AI Summary • Published on Aug 26, 2025
Traditional image forgery techniques, exacerbated by advanced AI models like Stable Diffusion (SD), pose significant threats to digital media credibility. Existing image forgery localization methods struggle due to reliance on costly annotated data and their inability to keep pace with emerging manipulation technologies. They also fail to fully exploit the powerful image understanding capabilities of large pre-trained models, limiting their robustness and generalization, and facing a data acquisition bottleneck.
The proposed SDiFL framework is the first to integrate both the image generation and perceptual capabilities of Stable Diffusion into an image forensic framework for efficient and accurate forgery localization. It theoretically demonstrates that SD's multi-modal architecture can be conditioned on forgery-related information. Building on this, SDiFL specifically leverages Stable Diffusion V3 (SD3) by treating high-frequency image forgery residuals, extracted using Spatially Rich Model (SRM) filters, as an explicit modality. This modality is fused into the latent space during training, enhancing localization performance while preserving the rich semantic information from the input image. The model is trained to minimize a loss function comprising a latent space matching loss and an image-space localization loss, derived from maximizing the Evidence Lower Bound.

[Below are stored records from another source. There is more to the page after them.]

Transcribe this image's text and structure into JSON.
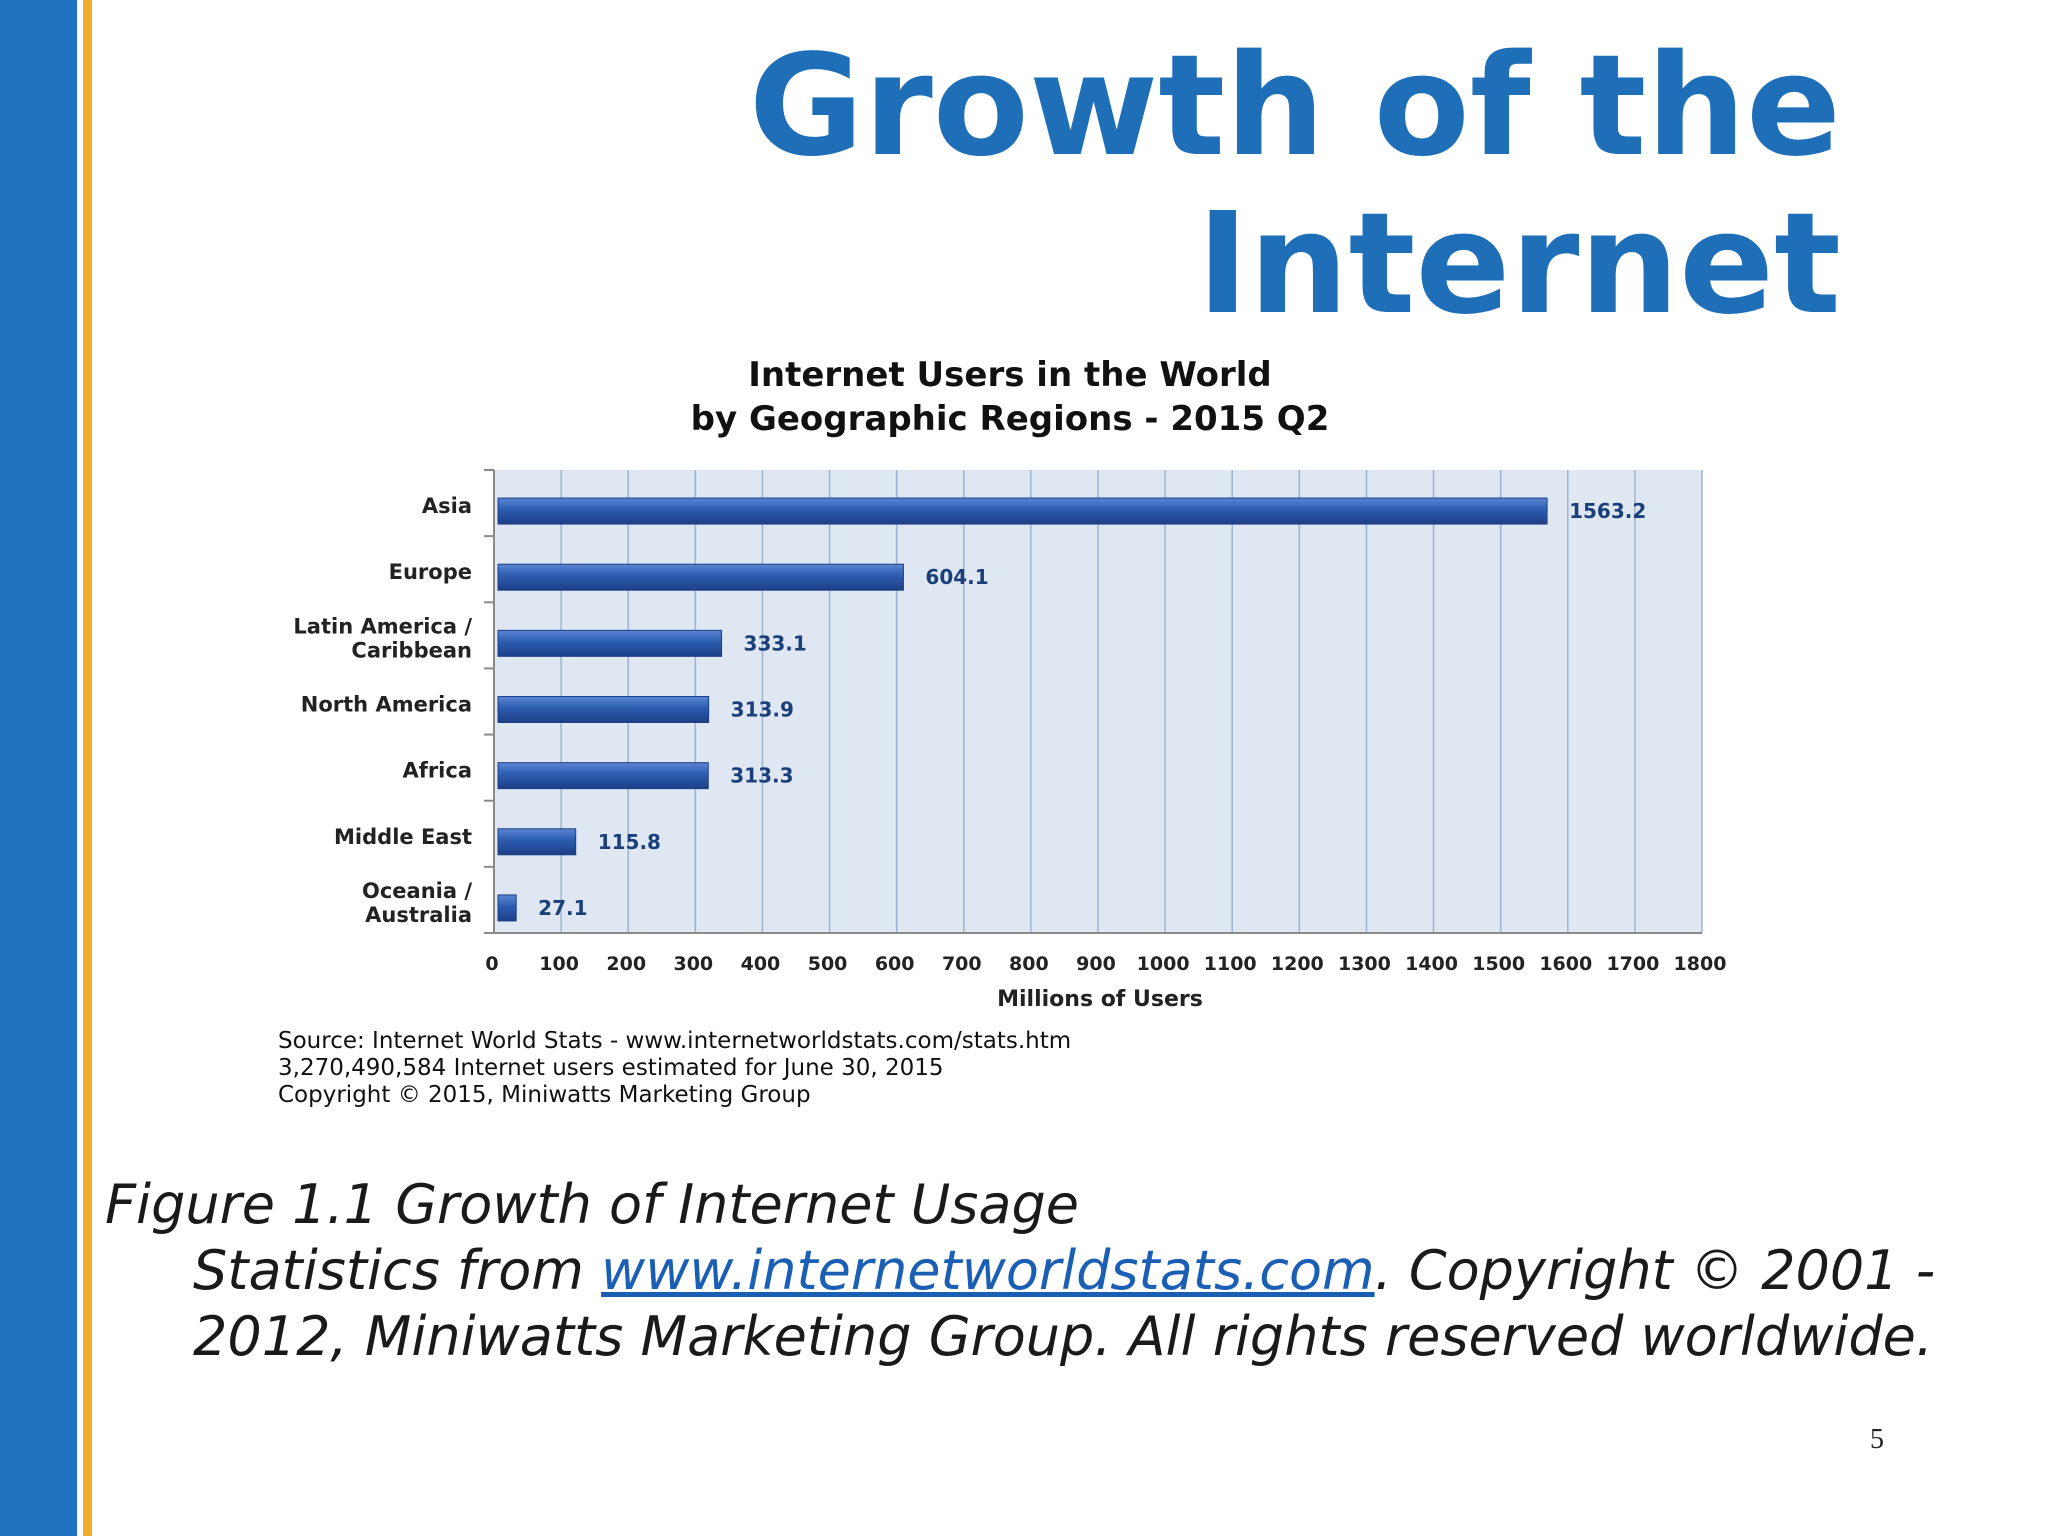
{
  "slide": {
    "title": "Growth of the Internet",
    "page_number": "5",
    "accent_color": "#1f72bd",
    "stripe_color": "#f2ad2c"
  },
  "caption": {
    "lead": "Figure 1.1 Growth of Internet Usage",
    "prefix": "Statistics from ",
    "link_text": "www.internetworldstats.com",
    "suffix": ". Copyright © 2001 - 2012, Miniwatts Marketing Group. All rights reserved worldwide."
  },
  "chart_data": {
    "type": "bar",
    "orientation": "horizontal",
    "title": [
      "Internet Users in the World",
      "by Geographic Regions - 2015 Q2"
    ],
    "categories": [
      [
        "Asia"
      ],
      [
        "Europe"
      ],
      [
        "Latin America /",
        "Caribbean"
      ],
      [
        "North America"
      ],
      [
        "Africa"
      ],
      [
        "Middle East"
      ],
      [
        "Oceania  /",
        "Australia"
      ]
    ],
    "values": [
      1563.2,
      604.1,
      333.1,
      313.9,
      313.3,
      115.8,
      27.1
    ],
    "value_labels": [
      "1563.2",
      "604.1",
      "333.1",
      "313.9",
      "313.3",
      "115.8",
      "27.1"
    ],
    "xlabel": "Millions of Users",
    "ylabel": "",
    "xlim": [
      0,
      1800
    ],
    "xticks": [
      0,
      100,
      200,
      300,
      400,
      500,
      600,
      700,
      800,
      900,
      1000,
      1100,
      1200,
      1300,
      1400,
      1500,
      1600,
      1700,
      1800
    ],
    "grid": true,
    "bar_color": "#2c5cb0",
    "plot_background": "#dfe7f2",
    "source_lines": [
      "Source: Internet World Stats - www.internetworldstats.com/stats.htm",
      "3,270,490,584 Internet users estimated for June 30, 2015",
      "Copyright © 2015, Miniwatts Marketing Group"
    ]
  }
}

Extensive experiments show that SDiFL achieves state-of-the-art performance, with up to 12% improvements over current models on widely used benchmarking datasets for traditional forgeries (NIST16, Coverage, CASIA1). It also demonstrates unprecedented performance on diffusion-generated datasets like CocoGlide and GRE, significantly outperforming baselines. Furthermore, the model exhibits strong generalization to real-world forgeries, including natural scenes (ACDTamp) and domain-unseen book cover images (PS-boundary, PS-arbitrary). SDiFL also proves robust against various post-processing operations such as Gaussian noise, JPEG compression, resizing, and complex degradations introduced by online social networks (OSNs), maintaining superior performance even under severe perturbation conditions.

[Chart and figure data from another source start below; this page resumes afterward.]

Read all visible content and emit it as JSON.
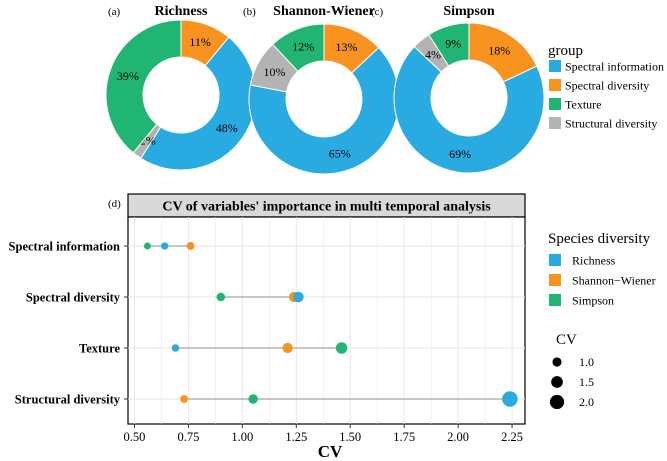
{
  "colors": {
    "spectral_information": "#29ABE2",
    "spectral_diversity": "#F7931E",
    "texture": "#21B573",
    "structural_diversity": "#B3B3B3",
    "segment_line": "#B3B3B3",
    "grid": "#E6E6E6",
    "header_fill": "#D9D9D9"
  },
  "donut_legend": {
    "title": "group",
    "items": [
      "Spectral information",
      "Spectral diversity",
      "Texture",
      "Structural diversity"
    ],
    "color_keys": [
      "spectral_information",
      "spectral_diversity",
      "texture",
      "structural_diversity"
    ]
  },
  "dot_legend": {
    "title": "Species diversity",
    "items": [
      "Richness",
      "Shannon−Wiener",
      "Simpson"
    ],
    "color_keys": [
      "spectral_information",
      "spectral_diversity",
      "texture"
    ],
    "size_title": "CV",
    "size_values": [
      "1.0",
      "1.5",
      "2.0"
    ]
  },
  "chart_data": [
    {
      "type": "pie",
      "panel": "(a)",
      "title": "Richness",
      "categories": [
        "Spectral information",
        "Spectral diversity",
        "Texture",
        "Structural diversity"
      ],
      "values": [
        48,
        11,
        39,
        2
      ],
      "labels": [
        "48%",
        "11%",
        "39%",
        "2%"
      ]
    },
    {
      "type": "pie",
      "panel": "(b)",
      "title": "Shannon-Wiener",
      "categories": [
        "Spectral information",
        "Spectral diversity",
        "Texture",
        "Structural diversity"
      ],
      "values": [
        65,
        13,
        12,
        10
      ],
      "labels": [
        "65%",
        "13%",
        "12%",
        "10%"
      ]
    },
    {
      "type": "pie",
      "panel": "(c)",
      "title": "Simpson",
      "categories": [
        "Spectral information",
        "Spectral diversity",
        "Texture",
        "Structural diversity"
      ],
      "values": [
        69,
        18,
        9,
        4
      ],
      "labels": [
        "69%",
        "18%",
        "9%",
        "4%"
      ]
    },
    {
      "type": "scatter",
      "panel": "(d)",
      "title": "CV of variables' importance in multi temporal analysis",
      "xlabel": "CV",
      "ylabel": "",
      "xlim": [
        0.47,
        2.31
      ],
      "xticks": [
        "0.50",
        "0.75",
        "1.00",
        "1.25",
        "1.50",
        "1.75",
        "2.00",
        "2.25"
      ],
      "categories": [
        "Spectral information",
        "Spectral diversity",
        "Texture",
        "Structural diversity"
      ],
      "series": [
        {
          "name": "Richness",
          "values": [
            0.64,
            1.26,
            0.69,
            2.24
          ]
        },
        {
          "name": "Shannon−Wiener",
          "values": [
            0.76,
            1.24,
            1.21,
            0.73
          ]
        },
        {
          "name": "Simpson",
          "values": [
            0.56,
            0.9,
            1.46,
            1.05
          ]
        }
      ]
    }
  ]
}
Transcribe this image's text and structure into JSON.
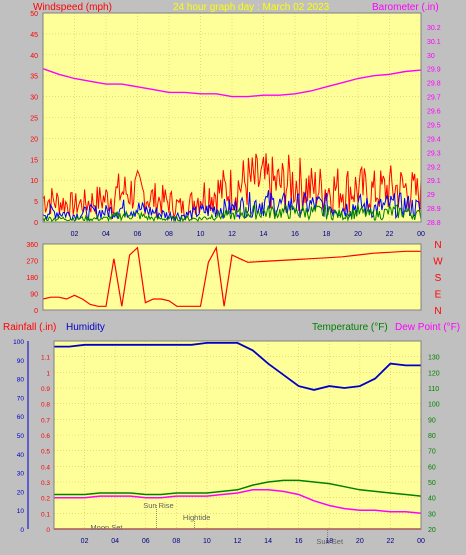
{
  "header": {
    "left_label": "Windspeed (mph)",
    "center_label": "24 hour graph day : March 02 2023",
    "right_label": "Barometer (.in)"
  },
  "colors": {
    "plot_bg": "#ffff99",
    "frame_bg": "#c0c0c0",
    "grid": "#e0c060",
    "wind_gust": "#ff0000",
    "wind_avg": "#0000ff",
    "wind_min": "#008000",
    "barometer": "#ff00ff",
    "direction": "#ff0000",
    "humidity": "#0000c8",
    "temperature": "#008000",
    "dew_point": "#ff00ff",
    "rainfall": "#ff0000",
    "title_yellow": "#ffff00"
  },
  "bottom_header": {
    "rain_label": "Rainfall (.in)",
    "humidity_label": "Humidity",
    "temp_label": "Temperature (°F)",
    "dew_label": "Dew Point (°F)"
  },
  "x_ticks": [
    "02",
    "04",
    "06",
    "08",
    "10",
    "12",
    "14",
    "16",
    "18",
    "20",
    "22",
    "00"
  ],
  "chart_data": [
    {
      "type": "line",
      "name": "wind-barometer",
      "ylabel_left": "Windspeed (mph)",
      "ylabel_right": "Barometer (.in)",
      "ylim_left": [
        0,
        50
      ],
      "yticks_left": [
        "0",
        "5",
        "10",
        "15",
        "20",
        "25",
        "30",
        "35",
        "40",
        "45",
        "50"
      ],
      "ylim_right": [
        28.8,
        30.3
      ],
      "yticks_right": [
        "28.8",
        "28.9",
        "29",
        "29.1",
        "29.2",
        "29.3",
        "29.4",
        "29.5",
        "29.6",
        "29.7",
        "29.8",
        "29.9",
        "30",
        "30.1",
        "30.2"
      ],
      "x_hours": [
        0,
        1,
        2,
        3,
        4,
        5,
        6,
        7,
        8,
        9,
        10,
        11,
        12,
        13,
        14,
        15,
        16,
        17,
        18,
        19,
        20,
        21,
        22,
        23,
        24
      ],
      "series": [
        {
          "key": "gust",
          "values": [
            7,
            6,
            5,
            6,
            7,
            9,
            9,
            7,
            6,
            4,
            8,
            9,
            10,
            12,
            12,
            11,
            12,
            10,
            10,
            10,
            10,
            9,
            10,
            10,
            8
          ]
        },
        {
          "key": "avg",
          "values": [
            3,
            3,
            2,
            3,
            3,
            4,
            4,
            3,
            2,
            2,
            3,
            4,
            4,
            5,
            6,
            5,
            5,
            5,
            5,
            4,
            5,
            4,
            5,
            5,
            4
          ]
        },
        {
          "key": "min",
          "values": [
            1,
            1,
            1,
            1,
            1,
            2,
            2,
            1,
            1,
            1,
            1,
            2,
            2,
            3,
            3,
            3,
            3,
            3,
            3,
            2,
            3,
            2,
            3,
            3,
            2
          ]
        },
        {
          "key": "barometer",
          "values": [
            29.9,
            29.86,
            29.83,
            29.81,
            29.79,
            29.79,
            29.77,
            29.75,
            29.73,
            29.73,
            29.72,
            29.72,
            29.7,
            29.7,
            29.71,
            29.71,
            29.72,
            29.74,
            29.77,
            29.8,
            29.83,
            29.85,
            29.86,
            29.88,
            29.89
          ]
        }
      ]
    },
    {
      "type": "line",
      "name": "wind-direction",
      "ylim": [
        0,
        360
      ],
      "yticks": [
        "0",
        "90",
        "180",
        "270",
        "360"
      ],
      "compass": [
        "N",
        "W",
        "S",
        "E",
        "N"
      ],
      "x_hours": [
        0,
        0.5,
        1,
        1.5,
        2,
        2.5,
        3,
        3.5,
        4,
        4.5,
        5,
        5.5,
        6,
        6.5,
        7,
        7.5,
        8,
        8.5,
        9,
        9.5,
        10,
        10.5,
        11,
        11.5,
        12,
        12.5,
        13,
        14,
        15,
        16,
        17,
        18,
        19,
        20,
        21,
        22,
        23,
        24
      ],
      "values": [
        60,
        70,
        70,
        60,
        80,
        60,
        30,
        20,
        20,
        280,
        20,
        300,
        340,
        40,
        60,
        60,
        50,
        20,
        20,
        20,
        20,
        260,
        340,
        20,
        300,
        280,
        260,
        265,
        270,
        275,
        280,
        285,
        290,
        300,
        310,
        315,
        320,
        320
      ]
    },
    {
      "type": "line",
      "name": "humidity-temperature",
      "ylabel_left_rain": "Rainfall (.in)",
      "ylabel_left_humidity": "Humidity",
      "ylabel_right": "Temperature (°F) Dew Point (°F)",
      "ylim_rain": [
        0,
        1.2
      ],
      "yticks_rain": [
        "0",
        "0.1",
        "0.2",
        "0.3",
        "0.4",
        "0.5",
        "0.6",
        "0.7",
        "0.8",
        "0.9",
        "1",
        "1.1"
      ],
      "ylim_humidity": [
        0,
        100
      ],
      "yticks_humidity": [
        "0",
        "10",
        "20",
        "30",
        "40",
        "50",
        "60",
        "70",
        "80",
        "90",
        "100"
      ],
      "ylim_temp": [
        20,
        140
      ],
      "yticks_temp": [
        "20",
        "30",
        "40",
        "50",
        "60",
        "70",
        "80",
        "90",
        "100",
        "110",
        "120",
        "130"
      ],
      "x_hours": [
        0,
        1,
        2,
        3,
        4,
        5,
        6,
        7,
        8,
        9,
        10,
        11,
        12,
        13,
        14,
        15,
        16,
        17,
        18,
        19,
        20,
        21,
        22,
        23,
        24
      ],
      "series": [
        {
          "key": "humidity",
          "values": [
            97,
            97,
            98,
            98,
            98,
            98,
            98,
            98,
            98,
            98,
            99,
            99,
            99,
            95,
            88,
            82,
            76,
            74,
            76,
            75,
            76,
            80,
            88,
            87,
            87
          ]
        },
        {
          "key": "temperature",
          "values": [
            42,
            42,
            42,
            43,
            43,
            43,
            42,
            42,
            43,
            43,
            43,
            44,
            45,
            48,
            50,
            51,
            51,
            50,
            49,
            47,
            45,
            44,
            43,
            42,
            41
          ]
        },
        {
          "key": "dew_point",
          "values": [
            40,
            40,
            40,
            41,
            41,
            41,
            40,
            40,
            41,
            41,
            41,
            42,
            43,
            45,
            45,
            44,
            42,
            38,
            35,
            33,
            32,
            32,
            31,
            31,
            30
          ]
        },
        {
          "key": "rainfall",
          "values": [
            0,
            0,
            0,
            0,
            0,
            0,
            0,
            0,
            0,
            0,
            0,
            0,
            0,
            0,
            0,
            0,
            0,
            0,
            0,
            0,
            0,
            0,
            0,
            0,
            0
          ]
        }
      ],
      "annotations": [
        {
          "text": "Moon Set",
          "hour": 3.3
        },
        {
          "text": "Sun Rise",
          "hour": 6.7
        },
        {
          "text": "Hightide",
          "hour": 9.2
        },
        {
          "text": "Sun Set",
          "hour": 17.9
        }
      ]
    }
  ]
}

This pioneering work provides the first theoretical and practical integration of generative image models like Stable Diffusion into image forensics, offering a new paradigm for forgery localization. The demonstrated state-of-the-art performance, robustness, and strong generalization ability across diverse forgery types and real-world conditions highlight SDiFL's significant practical applicability. Future work will focus on developing computationally efficient variants through knowledge distillation and exploring the integration of SD's noise-adding and denoising processes to further enhance performance and simplify the pipeline.